Structure recognition for information retrieval and layout
Mining for structure in a reliable, scalable way
Tables, lists and other structural elements are found in many digital articles. These elements typically allow the authors to present information in a structured manner and to communicate and summarize key results and main facts. It allows readers to get a quick overview of the presented information, to compare items and put them into context. Knowing the physical boundaries of paragraphs can aid screen-readers for visually impaired users. Having a concept of tables will help any document-processing flow. And, aside from serving as pure input, structure is a key component when performing conversion. This talk is about bridging the gap between high-level concepts and low-level document formats.
Joris Schellekens
Blockchain and Distributed Ledger Technology for documents
Blockchain is a type of DLT in which records are organized in blocks that are appended to a single chain using cryptography and distributed consensus. Each block contains a time stamp and a link to the previous block, ensuring that data in a block can't be altered retroactively. This makes blockchain a good choice for the recording of events, provenance tracking, and document life-cycle management. Signing a PDF in the blockchain instead of storing a signature in a PDF reduces the complexity of the code for a developer who needs digital signing and verification functionality.
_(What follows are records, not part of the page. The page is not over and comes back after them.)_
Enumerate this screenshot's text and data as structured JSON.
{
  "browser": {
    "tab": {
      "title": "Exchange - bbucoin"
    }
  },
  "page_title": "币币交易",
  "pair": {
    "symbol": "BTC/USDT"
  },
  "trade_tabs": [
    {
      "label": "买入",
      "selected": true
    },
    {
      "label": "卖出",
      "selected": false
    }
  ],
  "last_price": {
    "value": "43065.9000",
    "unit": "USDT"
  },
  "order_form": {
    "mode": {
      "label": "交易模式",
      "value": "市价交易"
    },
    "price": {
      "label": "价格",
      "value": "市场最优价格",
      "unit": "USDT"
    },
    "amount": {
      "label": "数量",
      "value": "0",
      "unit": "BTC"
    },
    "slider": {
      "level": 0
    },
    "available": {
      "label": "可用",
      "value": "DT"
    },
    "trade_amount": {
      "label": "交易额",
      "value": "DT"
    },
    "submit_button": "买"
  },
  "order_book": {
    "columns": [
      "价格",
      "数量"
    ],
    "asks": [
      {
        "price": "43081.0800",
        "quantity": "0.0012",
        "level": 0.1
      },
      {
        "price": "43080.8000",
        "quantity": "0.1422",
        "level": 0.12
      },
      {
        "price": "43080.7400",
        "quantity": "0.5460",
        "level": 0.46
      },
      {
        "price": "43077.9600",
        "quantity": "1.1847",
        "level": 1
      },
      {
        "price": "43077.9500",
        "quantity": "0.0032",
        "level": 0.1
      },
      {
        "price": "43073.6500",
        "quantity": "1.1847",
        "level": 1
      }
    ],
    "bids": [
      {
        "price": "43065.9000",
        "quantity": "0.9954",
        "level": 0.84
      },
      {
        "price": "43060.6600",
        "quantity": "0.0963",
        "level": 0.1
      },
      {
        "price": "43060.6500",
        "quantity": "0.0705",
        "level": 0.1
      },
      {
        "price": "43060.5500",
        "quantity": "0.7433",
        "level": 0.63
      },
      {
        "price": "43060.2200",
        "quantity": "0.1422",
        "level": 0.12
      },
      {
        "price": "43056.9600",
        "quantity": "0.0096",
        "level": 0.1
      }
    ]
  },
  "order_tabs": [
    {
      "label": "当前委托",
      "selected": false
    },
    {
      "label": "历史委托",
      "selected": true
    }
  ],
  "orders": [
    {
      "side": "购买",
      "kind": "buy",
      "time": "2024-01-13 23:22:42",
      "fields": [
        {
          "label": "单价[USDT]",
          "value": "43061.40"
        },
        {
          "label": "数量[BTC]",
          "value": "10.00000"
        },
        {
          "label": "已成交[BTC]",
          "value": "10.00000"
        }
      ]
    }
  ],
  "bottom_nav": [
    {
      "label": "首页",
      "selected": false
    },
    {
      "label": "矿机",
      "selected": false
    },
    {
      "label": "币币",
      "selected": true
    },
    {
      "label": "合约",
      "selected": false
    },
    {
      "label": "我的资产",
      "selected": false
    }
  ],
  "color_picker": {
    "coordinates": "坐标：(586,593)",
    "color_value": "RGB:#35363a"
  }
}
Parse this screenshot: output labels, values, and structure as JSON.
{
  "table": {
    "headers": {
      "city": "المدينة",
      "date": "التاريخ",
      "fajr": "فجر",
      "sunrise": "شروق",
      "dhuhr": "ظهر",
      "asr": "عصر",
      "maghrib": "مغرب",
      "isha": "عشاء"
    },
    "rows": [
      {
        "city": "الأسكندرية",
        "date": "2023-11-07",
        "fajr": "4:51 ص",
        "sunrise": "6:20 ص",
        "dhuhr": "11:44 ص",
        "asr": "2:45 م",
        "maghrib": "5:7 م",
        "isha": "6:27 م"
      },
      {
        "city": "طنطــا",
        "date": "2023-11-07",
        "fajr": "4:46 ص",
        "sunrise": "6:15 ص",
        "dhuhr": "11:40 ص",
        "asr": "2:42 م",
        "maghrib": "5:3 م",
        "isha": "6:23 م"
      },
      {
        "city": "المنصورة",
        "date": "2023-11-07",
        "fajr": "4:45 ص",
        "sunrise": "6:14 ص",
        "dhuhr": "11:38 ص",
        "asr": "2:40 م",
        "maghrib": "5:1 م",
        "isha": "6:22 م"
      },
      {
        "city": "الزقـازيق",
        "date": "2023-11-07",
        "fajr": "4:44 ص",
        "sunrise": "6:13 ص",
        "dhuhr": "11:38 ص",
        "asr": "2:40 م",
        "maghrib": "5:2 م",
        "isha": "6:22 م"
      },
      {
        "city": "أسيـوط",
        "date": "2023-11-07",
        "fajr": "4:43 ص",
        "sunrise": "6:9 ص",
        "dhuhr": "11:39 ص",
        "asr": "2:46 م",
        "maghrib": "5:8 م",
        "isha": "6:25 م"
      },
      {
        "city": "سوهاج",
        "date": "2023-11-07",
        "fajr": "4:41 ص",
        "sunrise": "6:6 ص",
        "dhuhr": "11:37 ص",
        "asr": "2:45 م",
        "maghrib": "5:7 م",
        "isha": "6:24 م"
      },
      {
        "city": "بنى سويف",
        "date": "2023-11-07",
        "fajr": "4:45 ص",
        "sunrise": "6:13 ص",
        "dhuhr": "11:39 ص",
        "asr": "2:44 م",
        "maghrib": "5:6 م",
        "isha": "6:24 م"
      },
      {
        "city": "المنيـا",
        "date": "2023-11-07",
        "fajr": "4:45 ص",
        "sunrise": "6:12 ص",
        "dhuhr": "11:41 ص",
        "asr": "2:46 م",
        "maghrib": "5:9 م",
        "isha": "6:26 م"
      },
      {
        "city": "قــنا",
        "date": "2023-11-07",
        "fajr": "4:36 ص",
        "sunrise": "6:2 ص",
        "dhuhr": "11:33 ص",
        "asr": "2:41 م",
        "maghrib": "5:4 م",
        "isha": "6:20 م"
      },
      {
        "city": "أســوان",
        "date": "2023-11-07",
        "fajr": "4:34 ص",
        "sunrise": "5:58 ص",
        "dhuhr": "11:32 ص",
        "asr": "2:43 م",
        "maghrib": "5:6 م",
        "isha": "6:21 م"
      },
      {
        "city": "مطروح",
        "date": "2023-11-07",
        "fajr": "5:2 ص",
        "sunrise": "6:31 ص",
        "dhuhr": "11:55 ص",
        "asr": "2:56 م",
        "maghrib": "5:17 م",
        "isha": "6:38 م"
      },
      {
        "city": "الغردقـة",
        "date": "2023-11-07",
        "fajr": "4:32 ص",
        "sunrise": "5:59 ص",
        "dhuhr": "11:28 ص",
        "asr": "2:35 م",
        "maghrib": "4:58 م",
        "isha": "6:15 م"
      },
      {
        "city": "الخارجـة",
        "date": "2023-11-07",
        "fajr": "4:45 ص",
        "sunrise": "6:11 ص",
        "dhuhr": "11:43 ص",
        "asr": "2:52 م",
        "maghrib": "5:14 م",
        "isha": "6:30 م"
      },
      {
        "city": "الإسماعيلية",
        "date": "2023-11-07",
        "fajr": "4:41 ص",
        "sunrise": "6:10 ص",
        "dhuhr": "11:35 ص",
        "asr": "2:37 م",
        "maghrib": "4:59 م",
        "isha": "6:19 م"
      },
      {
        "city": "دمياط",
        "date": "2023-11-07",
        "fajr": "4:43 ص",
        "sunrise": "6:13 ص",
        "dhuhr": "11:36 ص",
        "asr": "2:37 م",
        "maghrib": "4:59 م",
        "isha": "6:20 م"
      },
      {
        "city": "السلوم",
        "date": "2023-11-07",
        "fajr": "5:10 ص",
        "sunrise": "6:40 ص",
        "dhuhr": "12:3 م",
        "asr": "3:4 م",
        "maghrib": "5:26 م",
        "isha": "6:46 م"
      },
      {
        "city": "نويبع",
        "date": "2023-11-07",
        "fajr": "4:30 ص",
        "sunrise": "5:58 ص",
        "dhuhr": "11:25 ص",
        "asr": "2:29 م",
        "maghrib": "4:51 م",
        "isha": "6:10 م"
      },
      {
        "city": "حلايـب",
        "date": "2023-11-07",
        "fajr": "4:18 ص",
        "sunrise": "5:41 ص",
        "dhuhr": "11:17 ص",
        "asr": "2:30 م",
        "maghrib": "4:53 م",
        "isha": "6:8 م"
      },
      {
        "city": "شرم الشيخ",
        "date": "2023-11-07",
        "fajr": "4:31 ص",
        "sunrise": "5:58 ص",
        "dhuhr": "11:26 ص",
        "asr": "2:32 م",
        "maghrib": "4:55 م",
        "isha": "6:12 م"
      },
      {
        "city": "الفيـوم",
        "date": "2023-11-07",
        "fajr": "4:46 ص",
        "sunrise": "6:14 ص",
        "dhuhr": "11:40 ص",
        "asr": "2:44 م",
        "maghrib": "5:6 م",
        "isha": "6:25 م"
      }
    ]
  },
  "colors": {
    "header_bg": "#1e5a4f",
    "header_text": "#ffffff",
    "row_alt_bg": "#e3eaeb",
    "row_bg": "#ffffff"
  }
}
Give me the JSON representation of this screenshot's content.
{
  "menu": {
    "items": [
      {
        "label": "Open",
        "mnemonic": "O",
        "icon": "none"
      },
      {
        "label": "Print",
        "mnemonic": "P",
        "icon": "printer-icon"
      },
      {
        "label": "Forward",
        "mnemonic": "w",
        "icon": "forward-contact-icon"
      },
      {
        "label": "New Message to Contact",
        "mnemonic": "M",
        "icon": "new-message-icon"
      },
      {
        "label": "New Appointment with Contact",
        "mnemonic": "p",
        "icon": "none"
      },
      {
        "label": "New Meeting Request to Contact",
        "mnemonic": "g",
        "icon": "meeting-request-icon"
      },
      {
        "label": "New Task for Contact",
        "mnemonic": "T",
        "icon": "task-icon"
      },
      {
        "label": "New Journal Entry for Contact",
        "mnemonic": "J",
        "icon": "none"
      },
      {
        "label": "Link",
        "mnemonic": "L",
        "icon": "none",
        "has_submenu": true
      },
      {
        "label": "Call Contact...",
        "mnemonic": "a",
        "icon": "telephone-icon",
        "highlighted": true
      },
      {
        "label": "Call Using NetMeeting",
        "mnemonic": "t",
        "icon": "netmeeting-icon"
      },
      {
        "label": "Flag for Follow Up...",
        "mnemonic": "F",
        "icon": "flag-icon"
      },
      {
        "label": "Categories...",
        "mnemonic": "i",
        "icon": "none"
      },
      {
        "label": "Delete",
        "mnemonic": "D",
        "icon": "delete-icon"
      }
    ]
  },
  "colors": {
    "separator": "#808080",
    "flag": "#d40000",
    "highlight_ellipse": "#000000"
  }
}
The same principle can be used in many other use cases to implement a document workflow, to keep track of the location of a document, and much more.
Joris Schellekens
Redaction in electronic documents
How I learned stop worrying and love PDF
Redacting is the removal of privileged or protected customer data before publishing or distributing. Something that has gained a lot of importance over the past few years and will continue to do so once the GDPR (General Data Protection Regulation) takes effect. While this is a trivial task for certain document formats, there are a few problems when redacting PDF documents. Redaction isn't simply removing the ability to see sensitive data, it is removing all traces of that content while retain the document properties as best as possible. This talk will delve into what redaction is for PDFs and why it is important,. We will showcase different methods of redaction, emphasizing how you can redact your content and how it applies in your business.